Ya va siendo hora de agarrar el toro por los cuernos y dejarnos de paños calientes: en España la educación no prepara personas capaces de competir en el mundo que se avecina. Es inútil llamarse a engaño porque los indicadores internacionales nos sitúan obstinadamente una y otra vez en el furgón de cola. ¿Los culpables? Muchos, yo diría que todos. Culpables los gobiernos socialistas, que alumbraron unos modelos, la LOGSE y la LRU, consistentes en primar la cantidad sobre la calidad. Culpables los gobiernos populares, que sólo han sabido deteriorar todavía más la enseñanza echándose en brazos de la jerarquía clerical como si estuviésemos en el siglo XIX (que yo recuerde, en la época de Franco los colegios confesionales no estaban subvencionados y, además, tenían que pasar la reválida: ¡vivir para ver!). Culpables los padres, que han aceptado y propiciado la idea de que las aulas son un recurso para que los hijos no les molesten y no una aventura formativa que deben compartir con sus profesores. Culpables los docentes, que han (hemos) preferido la comodidad del funcionariado a la pasión socrática por enseñar.

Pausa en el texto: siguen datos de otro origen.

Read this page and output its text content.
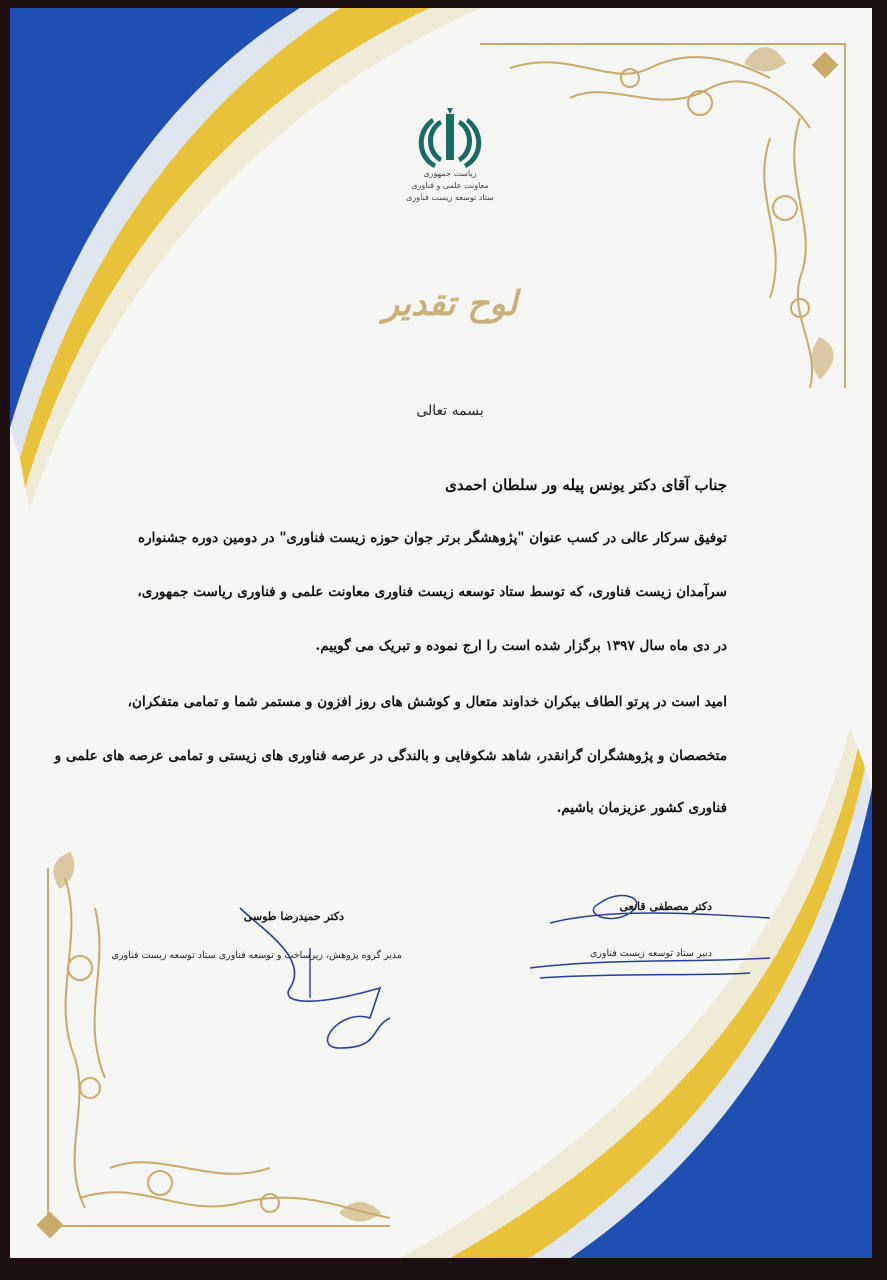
ریاست جمهوری
معاونت علمی و فناوری
ستاد توسعه زیست فناوری
لوح تقدیر
بسمه تعالی
جناب آقای دکتر یونس پیله ور سلطان احمدی
توفیق سرکار عالی در کسب عنوان "پژوهشگر برتر جوان حوزه زیست فناوری" در دومین دوره جشنواره
سرآمدان زیست فناوری، که توسط ستاد توسعه زیست فناوری معاونت علمی و فناوری ریاست جمهوری،
در دی ماه سال ۱۳۹۷ برگزار شده است را ارج نموده و تبریک می گوییم.
امید است در پرتو الطاف بیکران خداوند متعال و کوشش های روز افزون و مستمر شما و تمامی متفکران،
متخصصان و پژوهشگران گرانقدر، شاهد شکوفایی و بالندگی در عرصه فناوری های زیستی و تمامی عرصه های علمی و
فناوری کشور عزیزمان باشیم.
دکتر حمیدرضا طوسی
مدیر گروه پژوهش، زیرساخت و توسعه فناوری ستاد توسعه زیست فناوری
دکتر مصطفی قانعی
دبیر ستاد توسعه زیست فناوری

Culpables los estudiantes, que han alumbrado un modelo que prioriza la diversión sobre el esfuerzo y que nos ha convertido en -triste- referente mundial. Y, en fin, culpables las empresas, que sólo están interesadas en el beneficio inmediato y confunden la reinversión en investigación con la filantropía.

Somos como esos enfermos a los que una sucesión de tratamientos inadecuados ha acabado por poner en situación desesperada. ¿Tenemos salvación? Sinceramente, no lo sé. Es una cuestión de patriotismo, palabra políticamente incorrecta que, sin embargo, define mejor que ninguna otra las medidas tajantes que sería necesario adoptar. Haría falta que los partidos políticos firmaran un pacto leal, sin ventajismos. Que padres y docentes olvidaran, por una vez, sus egoísmos respectivos dejando de mirarse como contrincantes. Que las empresas dejaran de depredar el territorio físico y humano disponiéndose a invertir en futuro. Que los estudiantes, en realidad las víctimas de todo esto, llegaran a ser conscientes de que, hoy por hoy, sólo son carne de cañón destinada a consumir en discotecas vigiladas por matones. ¡Harían falta tantos cambios a la vez! No soy optimista, lo reconozco. Pero entiendan que este artículo no es un artículo de opinión. Se parece mucho más a un informe, frío, objetivo, implacable, de la que se dijo que era -¡ay!- la décima economía del mundo. De una sola cosa estoy seguro: no existe otra alternativa. Por eso pienso que lo tenemos crudo.